At the end of September, WNYC’s Radiolab broadcast an episode called “Insomnia Line.” The show kept its phones open from 2 a.m. until sunrise so listeners struggling with sleep could dial in. A nurse called. Then a laid-off teacher. Then a college student. The callers stared up at Mars. They listened to crickets and thunder, a ticking clock and a spinning fan. They had weird thoughts about horse treadmills, mushrooms, and space. They relayed nightmares. They expressed anxieties for job interviews, and grief for dead relatives, and cravings for the alcohol they wanted to drink but couldn’t, because they were getting sober. When the callers left voicemails, they asked the hosts to please call them back.

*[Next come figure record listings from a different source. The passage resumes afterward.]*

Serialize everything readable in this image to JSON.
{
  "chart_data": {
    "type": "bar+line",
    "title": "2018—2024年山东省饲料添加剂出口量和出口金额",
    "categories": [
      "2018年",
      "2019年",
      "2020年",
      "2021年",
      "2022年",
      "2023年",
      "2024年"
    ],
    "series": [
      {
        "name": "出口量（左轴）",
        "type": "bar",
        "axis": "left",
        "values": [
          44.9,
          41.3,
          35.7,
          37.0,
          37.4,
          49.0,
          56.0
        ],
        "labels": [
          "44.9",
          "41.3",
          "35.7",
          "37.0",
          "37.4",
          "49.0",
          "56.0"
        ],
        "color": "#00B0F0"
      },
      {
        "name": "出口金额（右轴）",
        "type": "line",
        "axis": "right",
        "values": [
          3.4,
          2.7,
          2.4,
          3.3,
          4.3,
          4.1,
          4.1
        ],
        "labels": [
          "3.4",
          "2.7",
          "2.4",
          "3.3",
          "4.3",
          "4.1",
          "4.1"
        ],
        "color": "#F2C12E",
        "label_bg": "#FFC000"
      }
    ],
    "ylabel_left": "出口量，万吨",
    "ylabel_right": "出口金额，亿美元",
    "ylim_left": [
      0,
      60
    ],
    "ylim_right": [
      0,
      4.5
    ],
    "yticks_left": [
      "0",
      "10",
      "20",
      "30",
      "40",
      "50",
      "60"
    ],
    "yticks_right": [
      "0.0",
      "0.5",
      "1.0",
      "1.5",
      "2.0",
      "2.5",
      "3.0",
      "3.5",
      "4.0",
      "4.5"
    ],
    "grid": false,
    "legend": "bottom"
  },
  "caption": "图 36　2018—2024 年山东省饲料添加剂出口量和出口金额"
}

Radiolab produced this episode in response to our “shadow epidemic,” coronasomnia. Self-reported shut-eye is down, and sleeping-pill prescriptions are up. The epidemic’s causes are tragically obvious: political dread, financial anxieties, muddled routines, blue light, isolation. Of course, we mostly sit up worrying about infection from the actual virus. But insomnia, experts warn, comes with health problems of its own, from weight gain and depression to elevated risks of heart attack and stroke.
In Karen Russell’s sci-fi novella Sleep Donation, newly released in paperback this fall, sleeplessness isn’t a symptom of sickness. Rather, insomnia is the primary pandemic. Sufferers die after weeks awake, with bloodshot eyes, waxy skin, hair gone white, and failed organs. Generous donors give sleep like blood, in drives organized by the nonprofit Slumber Corps. Trish, the novel’s protagonist, recruits volunteers by telling the sad story of her sister, Dori, one of the disease’s early victims. A mother she convinces in a grocery-store parking lot turns out to be a huge get; her child, Baby A, has perfect, pure sleep. An infusion of Baby A’s slumber can cure even the most chronic insomniac. Don’t worry, Trish reassures the baby’s father. They’ll never draw more sleep than the child can give, no matter how badly it’s needed.
All Slumber Corps donors are pre-screened for bad dreams, evaluated with an alphabetized list: “Abomination, horned. Ambulance, frozen yellow siren. Anthill, no queen.” But one night, a contagious nightmare from “Donor Y” taints the world’s sleep supply. Was it an accident? Or an act of bioterrorism? The dream is so tortuous that it’s indescribable. Suddenly, patients who wanted rest are begging to be kept awake, asking to have their eyelids stapled. They’ve become “elective insomniacs,” preferring to die of sleeplessness rather than experience the nightmare again.